WITH four months to go until this year’s Seawork International commercial boat show, marine firms from the Portsmouth area will be making a big splash at the event.
More than 30 firms have already signed up to the event, now in its 15th year, in the hope of adding to their order books and making a host of useful contacts for the year ahead.
The commercial marine sector, according to event organisers, is in a relative boom time, as the government and organisations bring forward their orders in a bid to create growth during the downturn.
This year’s Seawork International, to be held between May 22 and 24 at the Port of Southampton, will be bigger than ever, with an estimated 600 exhibitors and 60 vessels moored alongside.
Last year the event attracted around 7,000 visitors from around the globe.
Companies from around the world book places at the event, from Australia to Finland and Canada to Madagascar.
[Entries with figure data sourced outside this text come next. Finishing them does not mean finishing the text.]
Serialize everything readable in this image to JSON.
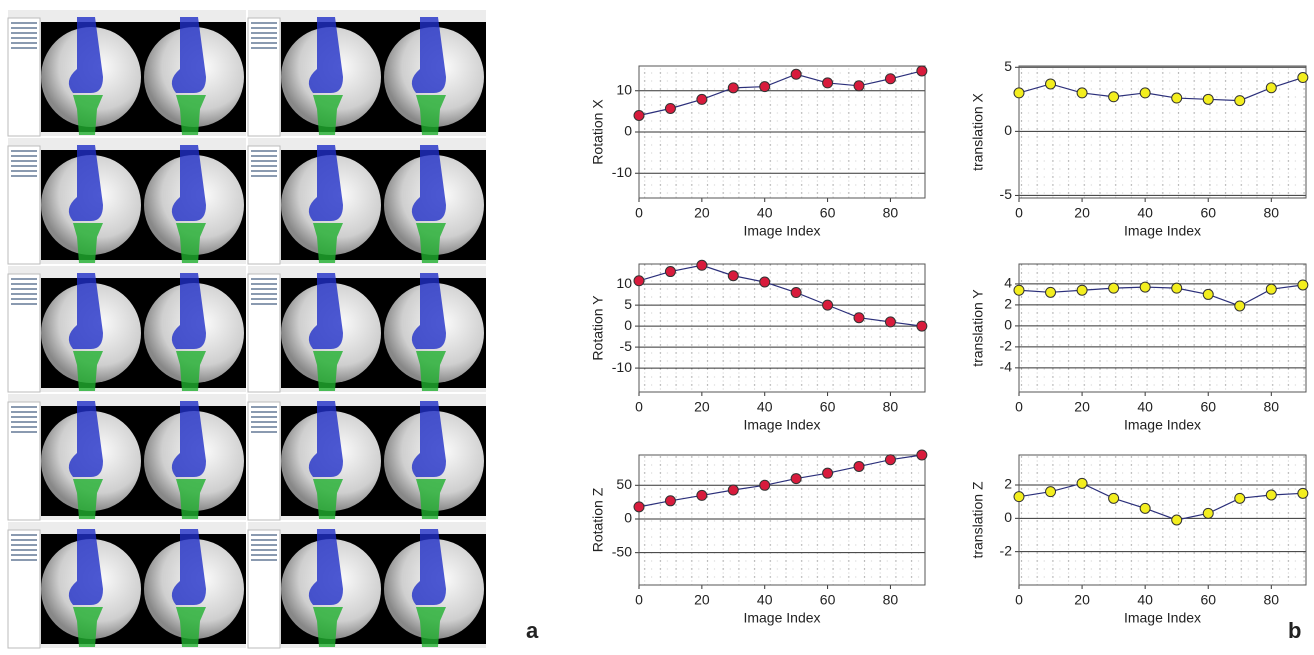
{
  "panel_labels": [
    "a",
    "b"
  ],
  "chart_data": [
    {
      "type": "line",
      "ylabel": "Rotation X",
      "xlabel": "Image Index",
      "x": [
        0,
        10,
        20,
        30,
        40,
        50,
        60,
        70,
        80,
        90
      ],
      "xlim": [
        0,
        91
      ],
      "xticks": [
        0,
        20,
        40,
        60,
        80
      ],
      "ylim": [
        -16,
        16
      ],
      "yticks": [
        -10,
        0,
        10
      ],
      "grid": true,
      "line_color": "#2b2f7a",
      "series": [
        {
          "color": "#d81b3c",
          "values": [
            4.0,
            5.7,
            7.9,
            10.7,
            11.0,
            14.0,
            11.9,
            11.2,
            12.9,
            14.8
          ]
        }
      ]
    },
    {
      "type": "line",
      "ylabel": "translation X",
      "xlabel": "Image Index",
      "x": [
        0,
        10,
        20,
        30,
        40,
        50,
        60,
        70,
        80,
        90
      ],
      "xlim": [
        0,
        91
      ],
      "xticks": [
        0,
        20,
        40,
        60,
        80
      ],
      "ylim": [
        -5.2,
        5.1
      ],
      "yticks": [
        -5,
        0,
        5
      ],
      "grid": true,
      "line_color": "#2b2f7a",
      "series": [
        {
          "color": "#f3ee1e",
          "values": [
            3.0,
            3.7,
            3.0,
            2.7,
            3.0,
            2.6,
            2.5,
            2.4,
            3.4,
            4.2
          ]
        }
      ]
    },
    {
      "type": "line",
      "ylabel": "Rotation Y",
      "xlabel": "Image Index",
      "x": [
        0,
        10,
        20,
        30,
        40,
        50,
        60,
        70,
        80,
        90
      ],
      "xlim": [
        0,
        91
      ],
      "xticks": [
        0,
        20,
        40,
        60,
        80
      ],
      "ylim": [
        -15.7,
        14.8
      ],
      "yticks": [
        -10,
        -5,
        0,
        5,
        10
      ],
      "grid": true,
      "line_color": "#2b2f7a",
      "series": [
        {
          "color": "#d81b3c",
          "values": [
            10.8,
            13,
            14.5,
            12,
            10.5,
            8,
            5,
            2,
            1,
            0
          ]
        }
      ]
    },
    {
      "type": "line",
      "ylabel": "translation Y",
      "xlabel": "Image Index",
      "x": [
        0,
        10,
        20,
        30,
        40,
        50,
        60,
        70,
        80,
        90
      ],
      "xlim": [
        0,
        91
      ],
      "xticks": [
        0,
        20,
        40,
        60,
        80
      ],
      "ylim": [
        -6.3,
        5.9
      ],
      "yticks": [
        -4,
        -2,
        0,
        2,
        4
      ],
      "grid": true,
      "line_color": "#2b2f7a",
      "series": [
        {
          "color": "#f3ee1e",
          "values": [
            3.4,
            3.2,
            3.4,
            3.6,
            3.7,
            3.6,
            3.0,
            1.9,
            3.5,
            3.9
          ]
        }
      ]
    },
    {
      "type": "line",
      "ylabel": "Rotation Z",
      "xlabel": "Image Index",
      "x": [
        0,
        10,
        20,
        30,
        40,
        50,
        60,
        70,
        80,
        90
      ],
      "xlim": [
        0,
        91
      ],
      "xticks": [
        0,
        20,
        40,
        60,
        80
      ],
      "ylim": [
        -98,
        95
      ],
      "yticks": [
        -50,
        0,
        50
      ],
      "grid": true,
      "line_color": "#2b2f7a",
      "series": [
        {
          "color": "#d81b3c",
          "values": [
            18,
            27,
            35,
            43,
            50,
            60,
            68,
            78,
            88,
            95
          ]
        }
      ]
    },
    {
      "type": "line",
      "ylabel": "translation Z",
      "xlabel": "Image Index",
      "x": [
        0,
        10,
        20,
        30,
        40,
        50,
        60,
        70,
        80,
        90
      ],
      "xlim": [
        0,
        91
      ],
      "xticks": [
        0,
        20,
        40,
        60,
        80
      ],
      "ylim": [
        -4,
        3.8
      ],
      "yticks": [
        -2,
        0,
        2
      ],
      "grid": true,
      "line_color": "#2b2f7a",
      "series": [
        {
          "color": "#f3ee1e",
          "values": [
            1.3,
            1.6,
            2.1,
            1.2,
            0.6,
            -0.1,
            0.3,
            1.2,
            1.4,
            1.5
          ]
        }
      ]
    }
  ]
}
The exhibition began 15 years ago, and is put on by Fareham firm Mercator Media.
Its managing director Andrew Webster said: ‘We are very pleased with the progress since the exhibition started.
‘In 1998 we had just over 200 exhibitors and a small number of vessels moored alongside.
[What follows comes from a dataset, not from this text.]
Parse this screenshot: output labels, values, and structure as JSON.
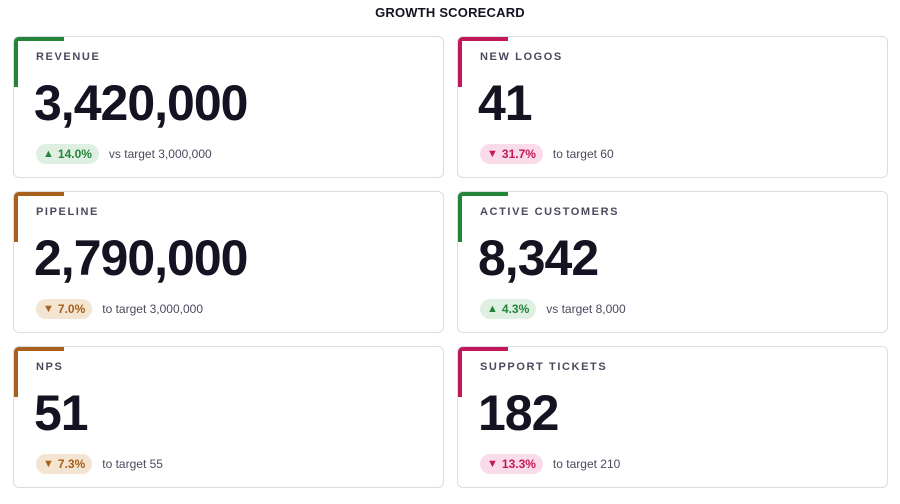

‘In 2012, our 15th year, we’re planning to exceed 600 exhibitors and 60 vessels.’
Local exhibitors include McMurdo, Raymarine, and Meercat Workboats.
The event features an Innovations Showcase, with the new products featured going into the innovation awards, presented at the De Vere Grand Harbour hotel.
And, for the first time this year, the event will recognise someone who has been making waves in the sector, by adding a lifetime achievement gong to the innovation award ceremony.
The design of the award is being kept a secret, but it has been made by a sculptor from Hill Head, near Fareham.
One focus of the innovations awards is on those firms which are developing solutions to environmental issues.
For example, off shore wind turbines require almost constant maintenance, and last year a firm won an award for a special gangplank which helps engineers get onto the turbine from a boat, no matter what the sea conditions are like.
Pre-registration is now open for anyone who wants to beat the queues at seawork.com.